The second requirement for electroless nickel is that nickel must not migrate through the “grain” or “pore” structure of the immersion gold. If nickel touches air, it will oxidize. Nickel oxide is not solderable and is hard to remove with flux.

There are several papers about nickel and gold used on ceramic chip carriers. These materials go through extreme assembly temperatures for long times. A common test for these surfaces is 15 minutes at 500°C.

To judge how well a flat electroless nickel/immersion gold surface stops nickel oxidation, solderability studies were done on thermally aged surfaces. Tests were carried out under different heat, humidity, and time conditions. These studies showed that nickel is well protected by immersion gold, and that good solderability is still possible after long aging.

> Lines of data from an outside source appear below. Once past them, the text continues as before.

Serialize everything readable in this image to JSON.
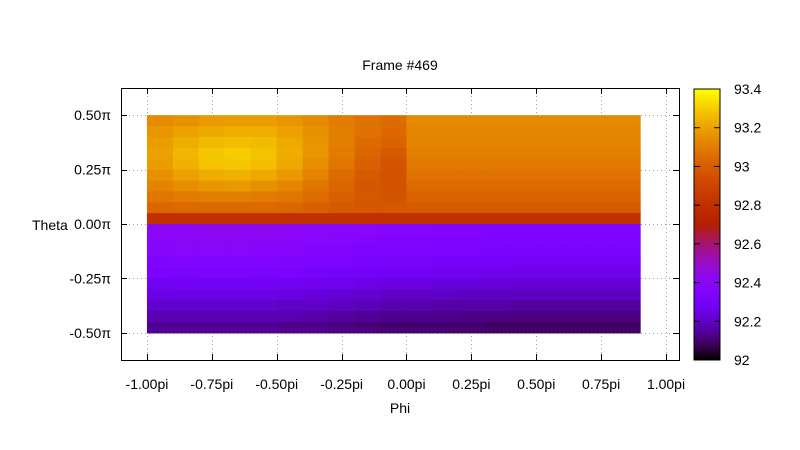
{
  "chart_data": {
    "type": "heatmap",
    "title": "Frame #469",
    "xlabel": "Phi",
    "ylabel": "Theta",
    "xlim": [
      -1.1,
      1.05
    ],
    "ylim": [
      -0.625,
      0.625
    ],
    "x_ticks": [
      {
        "value": -1.0,
        "label": "-1.00pi"
      },
      {
        "value": -0.75,
        "label": "-0.75pi"
      },
      {
        "value": -0.5,
        "label": "-0.50pi"
      },
      {
        "value": -0.25,
        "label": "-0.25pi"
      },
      {
        "value": 0.0,
        "label": "0.00pi"
      },
      {
        "value": 0.25,
        "label": "0.25pi"
      },
      {
        "value": 0.5,
        "label": "0.50pi"
      },
      {
        "value": 0.75,
        "label": "0.75pi"
      },
      {
        "value": 1.0,
        "label": "1.00pi"
      }
    ],
    "y_ticks": [
      {
        "value": 0.5,
        "label": "0.50π"
      },
      {
        "value": 0.25,
        "label": "0.25π"
      },
      {
        "value": 0.0,
        "label": "0.00π"
      },
      {
        "value": -0.25,
        "label": "-0.25π"
      },
      {
        "value": -0.5,
        "label": "-0.50π"
      }
    ],
    "grid": true,
    "colorbar": {
      "min": 92,
      "max": 93.4,
      "ticks": [
        {
          "value": 93.4,
          "label": "93.4"
        },
        {
          "value": 93.2,
          "label": "93.2"
        },
        {
          "value": 93.0,
          "label": "93"
        },
        {
          "value": 92.8,
          "label": "92.8"
        },
        {
          "value": 92.6,
          "label": "92.6"
        },
        {
          "value": 92.4,
          "label": "92.4"
        },
        {
          "value": 92.2,
          "label": "92.2"
        },
        {
          "value": 92.0,
          "label": "92"
        }
      ]
    },
    "data_extent": {
      "x": [
        -1.0,
        0.9
      ],
      "y": [
        -0.5,
        0.5
      ]
    },
    "phi_columns": [
      -0.95,
      -0.85,
      -0.75,
      -0.65,
      -0.55,
      -0.45,
      -0.35,
      -0.25,
      -0.15,
      -0.05,
      0.05,
      0.15,
      0.25,
      0.35,
      0.45,
      0.55,
      0.65,
      0.75,
      0.85
    ],
    "theta_rows": [
      0.475,
      0.425,
      0.375,
      0.325,
      0.275,
      0.225,
      0.175,
      0.125,
      0.075,
      0.025,
      -0.025,
      -0.075,
      -0.125,
      -0.175,
      -0.225,
      -0.275,
      -0.325,
      -0.375,
      -0.425,
      -0.475
    ],
    "values": [
      [
        93.14,
        93.16,
        93.18,
        93.19,
        93.19,
        93.17,
        93.14,
        93.1,
        93.07,
        93.05,
        93.14,
        93.14,
        93.14,
        93.14,
        93.14,
        93.14,
        93.14,
        93.14,
        93.14
      ],
      [
        93.17,
        93.2,
        93.22,
        93.23,
        93.23,
        93.2,
        93.16,
        93.11,
        93.07,
        93.04,
        93.13,
        93.13,
        93.13,
        93.13,
        93.13,
        93.13,
        93.13,
        93.13,
        93.13
      ],
      [
        93.19,
        93.23,
        93.26,
        93.27,
        93.26,
        93.22,
        93.17,
        93.11,
        93.05,
        93.02,
        93.12,
        93.12,
        93.12,
        93.12,
        93.12,
        93.12,
        93.12,
        93.12,
        93.12
      ],
      [
        93.2,
        93.25,
        93.29,
        93.3,
        93.28,
        93.23,
        93.17,
        93.1,
        93.03,
        92.99,
        93.11,
        93.11,
        93.11,
        93.11,
        93.11,
        93.11,
        93.11,
        93.11,
        93.11
      ],
      [
        93.19,
        93.24,
        93.28,
        93.29,
        93.27,
        93.22,
        93.15,
        93.08,
        93.01,
        92.97,
        93.09,
        93.09,
        93.09,
        93.09,
        93.09,
        93.09,
        93.09,
        93.09,
        93.09
      ],
      [
        93.16,
        93.2,
        93.23,
        93.24,
        93.22,
        93.18,
        93.12,
        93.05,
        92.99,
        92.96,
        93.07,
        93.07,
        93.07,
        93.07,
        93.07,
        93.07,
        93.07,
        93.07,
        93.07
      ],
      [
        93.12,
        93.15,
        93.17,
        93.18,
        93.16,
        93.13,
        93.08,
        93.03,
        92.98,
        92.96,
        93.05,
        93.05,
        93.05,
        93.05,
        93.05,
        93.05,
        93.05,
        93.05,
        93.05
      ],
      [
        93.08,
        93.1,
        93.11,
        93.11,
        93.1,
        93.08,
        93.05,
        93.01,
        92.98,
        92.97,
        93.02,
        93.02,
        93.02,
        93.02,
        93.02,
        93.02,
        93.02,
        93.02,
        93.02
      ],
      [
        93.03,
        93.04,
        93.04,
        93.04,
        93.04,
        93.03,
        93.01,
        92.99,
        92.98,
        92.98,
        92.99,
        92.99,
        92.99,
        92.99,
        92.99,
        92.99,
        92.99,
        92.99,
        92.99
      ],
      [
        92.8,
        92.8,
        92.8,
        92.8,
        92.8,
        92.8,
        92.8,
        92.8,
        92.8,
        92.8,
        92.8,
        92.8,
        92.8,
        92.8,
        92.8,
        92.8,
        92.8,
        92.8,
        92.8
      ],
      [
        92.42,
        92.42,
        92.43,
        92.43,
        92.43,
        92.42,
        92.41,
        92.4,
        92.39,
        92.38,
        92.38,
        92.37,
        92.37,
        92.36,
        92.36,
        92.36,
        92.36,
        92.36,
        92.36
      ],
      [
        92.4,
        92.41,
        92.41,
        92.41,
        92.41,
        92.4,
        92.39,
        92.38,
        92.37,
        92.36,
        92.36,
        92.35,
        92.35,
        92.35,
        92.34,
        92.34,
        92.34,
        92.34,
        92.34
      ],
      [
        92.38,
        92.39,
        92.39,
        92.39,
        92.38,
        92.38,
        92.37,
        92.36,
        92.35,
        92.34,
        92.34,
        92.33,
        92.33,
        92.32,
        92.32,
        92.32,
        92.32,
        92.32,
        92.32
      ],
      [
        92.35,
        92.36,
        92.36,
        92.36,
        92.36,
        92.35,
        92.34,
        92.33,
        92.32,
        92.31,
        92.31,
        92.3,
        92.3,
        92.3,
        92.29,
        92.29,
        92.29,
        92.29,
        92.29
      ],
      [
        92.32,
        92.32,
        92.33,
        92.33,
        92.32,
        92.32,
        92.31,
        92.3,
        92.29,
        92.28,
        92.28,
        92.27,
        92.27,
        92.26,
        92.26,
        92.26,
        92.26,
        92.26,
        92.26
      ],
      [
        92.28,
        92.29,
        92.29,
        92.29,
        92.29,
        92.28,
        92.27,
        92.26,
        92.25,
        92.24,
        92.24,
        92.23,
        92.23,
        92.23,
        92.22,
        92.22,
        92.22,
        92.22,
        92.22
      ],
      [
        92.25,
        92.25,
        92.25,
        92.25,
        92.25,
        92.24,
        92.23,
        92.22,
        92.21,
        92.2,
        92.2,
        92.2,
        92.19,
        92.19,
        92.19,
        92.19,
        92.19,
        92.19,
        92.19
      ],
      [
        92.21,
        92.21,
        92.21,
        92.21,
        92.21,
        92.2,
        92.2,
        92.19,
        92.18,
        92.17,
        92.17,
        92.16,
        92.16,
        92.16,
        92.15,
        92.15,
        92.15,
        92.15,
        92.15
      ],
      [
        92.17,
        92.17,
        92.17,
        92.17,
        92.17,
        92.17,
        92.16,
        92.15,
        92.14,
        92.13,
        92.13,
        92.13,
        92.12,
        92.12,
        92.12,
        92.12,
        92.12,
        92.12,
        92.12
      ],
      [
        92.14,
        92.14,
        92.14,
        92.14,
        92.14,
        92.13,
        92.13,
        92.12,
        92.11,
        92.1,
        92.1,
        92.1,
        92.1,
        92.09,
        92.09,
        92.09,
        92.09,
        92.09,
        92.09
      ]
    ]
  }
}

Nickel diffusion through gold may be a limiting factor in some assembly cases, such as gold thermosonic wire bonding. In this application, nickel/gold surfaces are less good than nickel/palladium/gold surfaces. Iacovangelo studied the diffusion properties of palladium as a barrier between nickel and gold, and found that 0.5 µm of palladium could stop migration even at extreme temperature. This study also showed that no copper diffusion through 2.5 µm of nickel/palladium was detected by Auger spectroscopy after 15 minutes at 500°C.

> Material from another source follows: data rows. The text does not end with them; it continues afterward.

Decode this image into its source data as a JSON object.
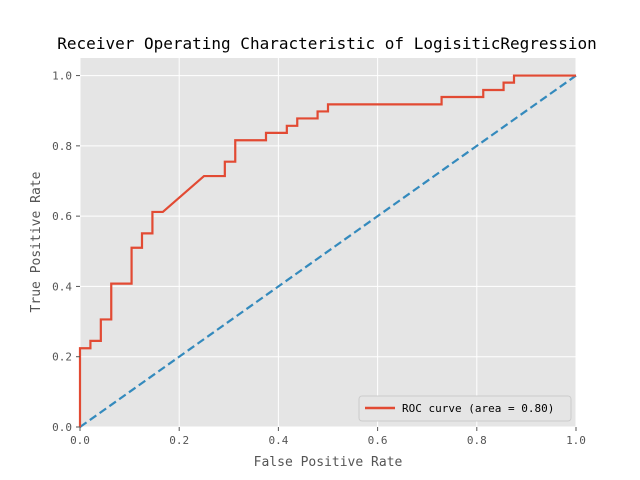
{
  "chart_data": {
    "type": "line",
    "title": "Receiver Operating Characteristic of LogisiticRegression",
    "xlabel": "False Positive Rate",
    "ylabel": "True Positive Rate",
    "xlim": [
      0.0,
      1.0
    ],
    "ylim": [
      0.0,
      1.05
    ],
    "x_ticks": [
      "0.0",
      "0.2",
      "0.4",
      "0.6",
      "0.8",
      "1.0"
    ],
    "y_ticks": [
      "0.0",
      "0.2",
      "0.4",
      "0.6",
      "0.8",
      "1.0"
    ],
    "grid": true,
    "legend_position": "lower-right",
    "series": [
      {
        "name": "ROC curve (area = 0.80)",
        "color": "#E24A33",
        "style": "solid",
        "x": [
          0.0,
          0.0,
          0.021,
          0.021,
          0.042,
          0.042,
          0.063,
          0.063,
          0.104,
          0.104,
          0.125,
          0.125,
          0.146,
          0.146,
          0.167,
          0.25,
          0.292,
          0.292,
          0.313,
          0.313,
          0.375,
          0.375,
          0.417,
          0.417,
          0.438,
          0.438,
          0.479,
          0.479,
          0.5,
          0.5,
          0.729,
          0.729,
          0.813,
          0.813,
          0.854,
          0.854,
          0.875,
          0.875,
          1.0
        ],
        "y": [
          0.0,
          0.224,
          0.224,
          0.245,
          0.245,
          0.306,
          0.306,
          0.408,
          0.408,
          0.51,
          0.51,
          0.551,
          0.551,
          0.612,
          0.612,
          0.714,
          0.714,
          0.755,
          0.755,
          0.816,
          0.816,
          0.837,
          0.837,
          0.857,
          0.857,
          0.878,
          0.878,
          0.898,
          0.898,
          0.918,
          0.918,
          0.939,
          0.939,
          0.959,
          0.959,
          0.98,
          0.98,
          1.0,
          1.0
        ]
      },
      {
        "name": "",
        "color": "#348ABD",
        "style": "dashed",
        "x": [
          0.0,
          1.0
        ],
        "y": [
          0.0,
          1.0
        ]
      }
    ]
  }
}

Nickel-tin intermetallic compounds

During surface mount or wave soldering, atoms from the PCB surface will mix with solder atoms, depending on the diffusion properties of the metals and their ability to form intermetallic compounds.

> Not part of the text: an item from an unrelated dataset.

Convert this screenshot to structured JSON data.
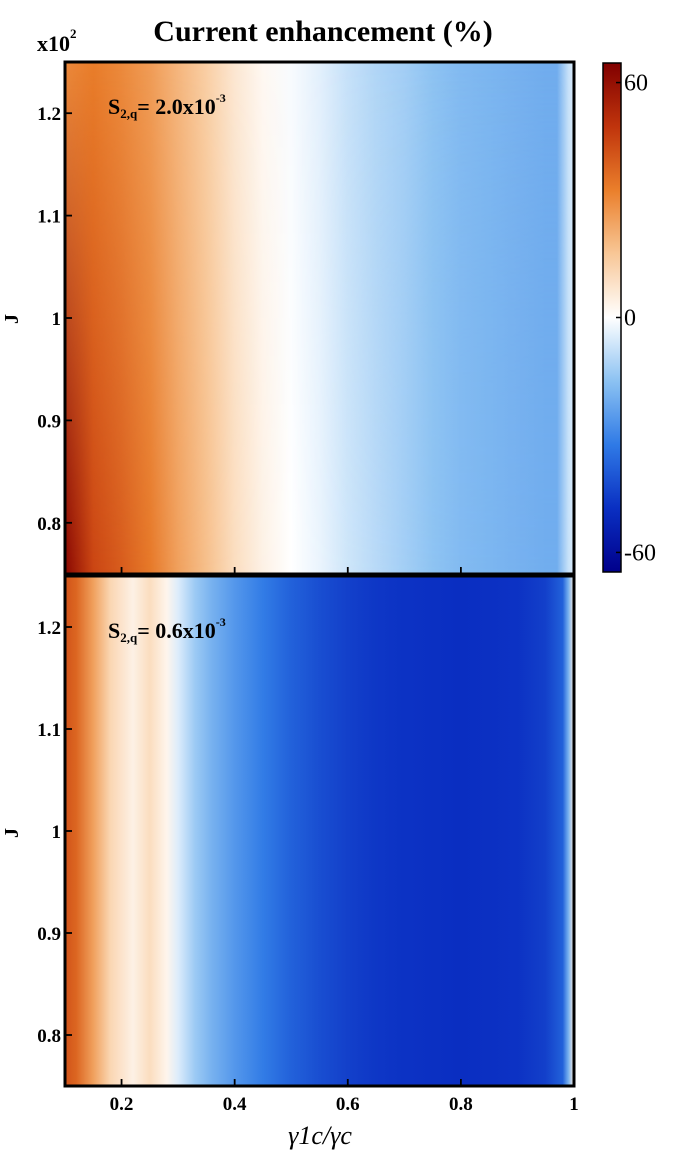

Table 4. Diffusion rates of PCB materials during soldering

In the nickel/gold and tin/lead system, the gold dissolves into the solder very fast. The solder forms a strong bond to the nickel below by forming Ni3Sn4 intermetallic compounds. Enough nickel should be deposited to make sure solder will not reach the copper below. Measurements by Bader showed that no more than 0.5 µm of nickel is needed to keep this barrier layer, even after more than six thermal cycles. In fact, the maximum observed intermetallic layer thickness was less than 0.5 µm (20 microinches).

Porosity

Electroless nickel/gold has only recently become a common final PCB surface finish, so industrial processes may not fit this surface well. There is now a nitric vapor test used for porosity testing of electroplated nickel/gold for edge connectors (IPC-TM-650 2.3.24.2). Electroless nickel/immersion gold does not pass this test. A European porosity standard using potassium ferricyanide has been developed to judge the relative porosity of planar surfaces, and the result is given as the number of pores per square millimeter (pores/mm²). A good planar surface should have fewer than 10 pores per square millimeter at 100x magnification.

Conclusion

The PCB manufacturing industry is interested in reducing the amount of nickel deposited on boards because of cost, cycle time, and material compatibility. The minimum nickel spec should help stop copper from diffusing to the gold surface, keep good solder joint strength, and keep contact resistance low. The maximum nickel spec should allow more flexibility in board production, because there are no serious failure modes linked to thick nickel deposits.

For most board designs today, 2.0 µm (80 microinches) of electroless nickel coating is the minimum nickel thickness required. In real production, a range of nickel thickness will be used in one lot of PCB production. The change in nickel thickness will come from changes in bath chemistry and changes in the dwell time of the automatic lifting machine. To make sure the minimum value of 2.0 µm is met, the end-user spec should ask for 3.5 µm nominal, with a minimum of 2.0 µm and a maximum of 8.0 µm.

This range of nickel thickness has already been shown to work well for the production of millions of circuit boards. The range meets solderability needs, shelf life needs, and contact needs for today’s electronic products. Because assembly needs are different from one product to another, the surface finish may need to be optimized for each special application.